A second source of motor innervation for the thyroarytenoid (TA) muscle, other than the recurrent laryngeal nerve, has been suggested by clinical and experimental observations. Early anatomists noted what appeared to be small nerves connecting the cricothyroid and TA muscles; however, these observations were disputed by later anatomists and subsequently forgotten.


In this study, we processed 27 human hemilarynges with Sihler's stain, a technique that clears soft tissue and counterstains nerve. In addition, four communicating nerves (CNs) were frozen sectioned and stained for acetylcholinesterase, a marker for motor neurons.

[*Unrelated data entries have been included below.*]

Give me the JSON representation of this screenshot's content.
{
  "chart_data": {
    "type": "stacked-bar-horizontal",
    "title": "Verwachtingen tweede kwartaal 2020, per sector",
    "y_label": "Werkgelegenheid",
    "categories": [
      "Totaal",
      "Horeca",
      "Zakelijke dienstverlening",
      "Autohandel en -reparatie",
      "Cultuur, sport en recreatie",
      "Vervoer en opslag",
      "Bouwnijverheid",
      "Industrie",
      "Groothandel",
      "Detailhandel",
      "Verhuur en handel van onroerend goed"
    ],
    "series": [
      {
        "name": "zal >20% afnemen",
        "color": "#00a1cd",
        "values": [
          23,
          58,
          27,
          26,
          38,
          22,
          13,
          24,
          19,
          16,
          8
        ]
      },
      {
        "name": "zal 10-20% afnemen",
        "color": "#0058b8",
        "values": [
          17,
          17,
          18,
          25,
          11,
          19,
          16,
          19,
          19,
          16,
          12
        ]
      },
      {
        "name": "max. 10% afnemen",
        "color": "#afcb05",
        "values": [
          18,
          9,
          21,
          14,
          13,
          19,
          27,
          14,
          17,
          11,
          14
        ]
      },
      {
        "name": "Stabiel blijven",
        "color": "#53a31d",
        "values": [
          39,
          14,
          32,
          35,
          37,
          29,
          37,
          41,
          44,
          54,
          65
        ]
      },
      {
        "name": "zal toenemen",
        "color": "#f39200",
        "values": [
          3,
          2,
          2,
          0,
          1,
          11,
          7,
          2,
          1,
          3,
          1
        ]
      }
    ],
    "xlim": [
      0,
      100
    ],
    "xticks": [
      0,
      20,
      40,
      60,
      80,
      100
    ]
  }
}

In 12 (44%) of the 27 specimens, a neural connection was found that exited the medial surface of the cricothyroid muscle and then entered into the lateral surface of the TA muscle. In general, this CN was composed of two parts: an intramuscular branch usually combined with the recurrent laryngeal nerve or terminated within the TA muscle directly and an extramuscular branch that passed through the TA muscle and terminated in the subglottic mucosa and around the cricoarytenoid joint. All four CNs tested positive for acetylcholinesterase. Specifically, the CNs contained an average of 2510 myelinated axons, of which 785 (31%) were motor neurons.


The results suggest that when the CN is present, it supplies a second source of motor innervation to the TA muscle and extensive sensory innervation to the subglottic area and cricoarytenoid joint. In addition, the CN may be the nerve of the fifth branchial arch, a structure that has never been identified (to our knowledge).